December 8, 2009

 

Intensive dairy farming may be introduced in New Zealand

 

 

New Zealand is on the brink of introducing factory farming of dairy cows, which could hurt the country's international brand and competitiveness.

 

Consent applications were recently lodged with Environment Canterbury for factory-style dairy farms in the Mackenzie Basin.

 

Three companies plan to establish 16 new farms with nearly 18,000 cows in the area.

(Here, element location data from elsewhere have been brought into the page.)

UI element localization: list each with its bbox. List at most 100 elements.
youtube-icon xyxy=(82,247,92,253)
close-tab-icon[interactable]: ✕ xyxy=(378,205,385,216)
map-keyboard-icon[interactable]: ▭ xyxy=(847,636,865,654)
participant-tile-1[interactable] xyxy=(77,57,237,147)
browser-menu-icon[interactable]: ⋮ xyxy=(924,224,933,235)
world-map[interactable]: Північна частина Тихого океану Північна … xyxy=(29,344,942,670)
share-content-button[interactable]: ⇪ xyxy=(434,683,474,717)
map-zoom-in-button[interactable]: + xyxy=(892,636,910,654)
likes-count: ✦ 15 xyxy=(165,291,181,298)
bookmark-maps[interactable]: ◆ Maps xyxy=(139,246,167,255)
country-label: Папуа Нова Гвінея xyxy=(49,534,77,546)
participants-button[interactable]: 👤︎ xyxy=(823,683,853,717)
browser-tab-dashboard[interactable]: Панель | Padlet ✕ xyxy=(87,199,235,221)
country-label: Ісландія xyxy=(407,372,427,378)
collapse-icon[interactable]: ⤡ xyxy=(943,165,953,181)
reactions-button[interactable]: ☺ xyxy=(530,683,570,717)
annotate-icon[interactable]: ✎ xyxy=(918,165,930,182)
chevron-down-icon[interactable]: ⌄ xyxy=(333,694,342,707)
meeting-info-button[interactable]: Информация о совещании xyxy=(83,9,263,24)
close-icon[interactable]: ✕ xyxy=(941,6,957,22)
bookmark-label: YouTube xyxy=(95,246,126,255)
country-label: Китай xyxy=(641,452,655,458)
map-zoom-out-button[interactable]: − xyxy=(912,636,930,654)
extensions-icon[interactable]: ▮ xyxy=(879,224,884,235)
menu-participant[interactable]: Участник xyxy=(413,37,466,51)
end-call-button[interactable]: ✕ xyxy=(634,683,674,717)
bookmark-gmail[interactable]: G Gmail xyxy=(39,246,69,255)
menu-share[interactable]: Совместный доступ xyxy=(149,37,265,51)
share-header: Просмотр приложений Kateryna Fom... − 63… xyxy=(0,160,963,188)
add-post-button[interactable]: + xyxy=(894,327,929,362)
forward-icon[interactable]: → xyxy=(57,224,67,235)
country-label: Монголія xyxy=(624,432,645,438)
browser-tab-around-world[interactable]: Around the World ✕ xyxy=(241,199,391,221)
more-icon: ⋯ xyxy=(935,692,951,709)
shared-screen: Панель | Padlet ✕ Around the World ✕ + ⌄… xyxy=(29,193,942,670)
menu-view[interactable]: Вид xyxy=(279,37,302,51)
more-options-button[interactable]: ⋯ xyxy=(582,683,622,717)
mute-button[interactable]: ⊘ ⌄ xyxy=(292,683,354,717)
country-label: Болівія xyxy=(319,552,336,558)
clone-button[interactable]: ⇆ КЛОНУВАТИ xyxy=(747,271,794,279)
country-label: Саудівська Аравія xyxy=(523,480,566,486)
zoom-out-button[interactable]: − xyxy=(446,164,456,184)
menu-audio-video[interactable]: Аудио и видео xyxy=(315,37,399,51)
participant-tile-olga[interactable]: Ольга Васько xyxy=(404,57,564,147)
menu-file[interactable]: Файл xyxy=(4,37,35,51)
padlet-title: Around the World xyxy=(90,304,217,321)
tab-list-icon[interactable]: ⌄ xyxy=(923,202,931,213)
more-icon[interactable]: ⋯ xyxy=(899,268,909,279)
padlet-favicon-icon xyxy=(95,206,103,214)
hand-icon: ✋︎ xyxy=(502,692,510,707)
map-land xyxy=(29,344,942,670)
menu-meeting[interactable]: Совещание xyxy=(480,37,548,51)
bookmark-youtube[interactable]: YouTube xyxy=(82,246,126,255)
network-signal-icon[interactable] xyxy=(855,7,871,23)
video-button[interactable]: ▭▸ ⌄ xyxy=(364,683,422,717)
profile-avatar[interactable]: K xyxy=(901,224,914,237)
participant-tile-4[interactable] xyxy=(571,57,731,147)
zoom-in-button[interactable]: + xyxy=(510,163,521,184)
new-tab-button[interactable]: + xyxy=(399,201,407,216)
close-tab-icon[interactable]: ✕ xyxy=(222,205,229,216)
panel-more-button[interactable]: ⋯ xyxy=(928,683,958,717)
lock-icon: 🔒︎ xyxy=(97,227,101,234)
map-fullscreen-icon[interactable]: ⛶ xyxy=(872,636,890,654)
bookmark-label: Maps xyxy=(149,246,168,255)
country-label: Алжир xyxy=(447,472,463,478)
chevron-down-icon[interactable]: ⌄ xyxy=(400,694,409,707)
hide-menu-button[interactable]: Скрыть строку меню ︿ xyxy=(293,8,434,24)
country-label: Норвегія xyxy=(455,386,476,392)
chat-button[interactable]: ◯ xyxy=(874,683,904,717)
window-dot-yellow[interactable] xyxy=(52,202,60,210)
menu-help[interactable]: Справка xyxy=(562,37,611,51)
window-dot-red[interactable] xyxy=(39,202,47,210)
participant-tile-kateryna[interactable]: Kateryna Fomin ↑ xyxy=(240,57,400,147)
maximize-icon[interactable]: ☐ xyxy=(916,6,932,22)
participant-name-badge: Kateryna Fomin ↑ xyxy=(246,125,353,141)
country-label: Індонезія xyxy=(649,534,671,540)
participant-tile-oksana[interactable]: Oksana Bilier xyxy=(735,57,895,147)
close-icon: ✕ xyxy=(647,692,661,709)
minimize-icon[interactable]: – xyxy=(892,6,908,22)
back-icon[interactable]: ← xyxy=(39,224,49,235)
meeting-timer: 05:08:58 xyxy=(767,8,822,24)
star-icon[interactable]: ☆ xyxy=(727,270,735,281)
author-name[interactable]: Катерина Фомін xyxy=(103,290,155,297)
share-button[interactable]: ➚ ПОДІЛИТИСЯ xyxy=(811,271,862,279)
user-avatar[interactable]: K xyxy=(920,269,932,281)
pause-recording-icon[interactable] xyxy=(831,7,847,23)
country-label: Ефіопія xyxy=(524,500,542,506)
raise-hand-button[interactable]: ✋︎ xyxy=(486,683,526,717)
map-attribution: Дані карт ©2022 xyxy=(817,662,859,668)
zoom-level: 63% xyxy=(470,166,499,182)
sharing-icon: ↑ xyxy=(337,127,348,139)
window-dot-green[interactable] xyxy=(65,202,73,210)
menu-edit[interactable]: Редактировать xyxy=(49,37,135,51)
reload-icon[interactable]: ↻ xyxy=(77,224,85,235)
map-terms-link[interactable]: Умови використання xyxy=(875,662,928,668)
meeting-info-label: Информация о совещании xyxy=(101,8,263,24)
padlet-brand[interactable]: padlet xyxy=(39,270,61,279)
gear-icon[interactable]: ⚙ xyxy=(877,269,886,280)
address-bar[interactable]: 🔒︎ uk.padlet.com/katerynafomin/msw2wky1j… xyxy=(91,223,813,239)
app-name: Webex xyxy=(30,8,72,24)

According to the applications, all 18,000 cows will be housed in 'cubicle stables' 24 hours a day for eight months of the year, and 12 hours a day for the remaining four months.

 

Those proposals are a radical departure from New Zealand's tradition of farming stock outside and on pasture, and could greatly hurt the country's clean, green international brand and competitiveness, said Green Party Co-leader Russel Norman.

 

The brand image would be damaged in the eyes of overseas consumers, he said.

 

Fonterra counters European rivals by saying New Zealand's products are more environmentally-friendly than factory-farmed milk, and this proposal goes against that strategy, said Norman.

 

It is also a step-back from an animal welfare perspective, he added.

 

Norman also expressed concern at the environmental impact of the proposals, saying they could put the Upper Waitaki River and high country lakes at risk from effluent run off and algal blooms. It could also produce the effluent equivalent to a city of 270,000 people in the Mackenzie basin.

 

The consent applications include effluent ponds with 414 million litres of storage capacity and plans to put as much as 1.7 million litres of diluted effluent onto the land every day.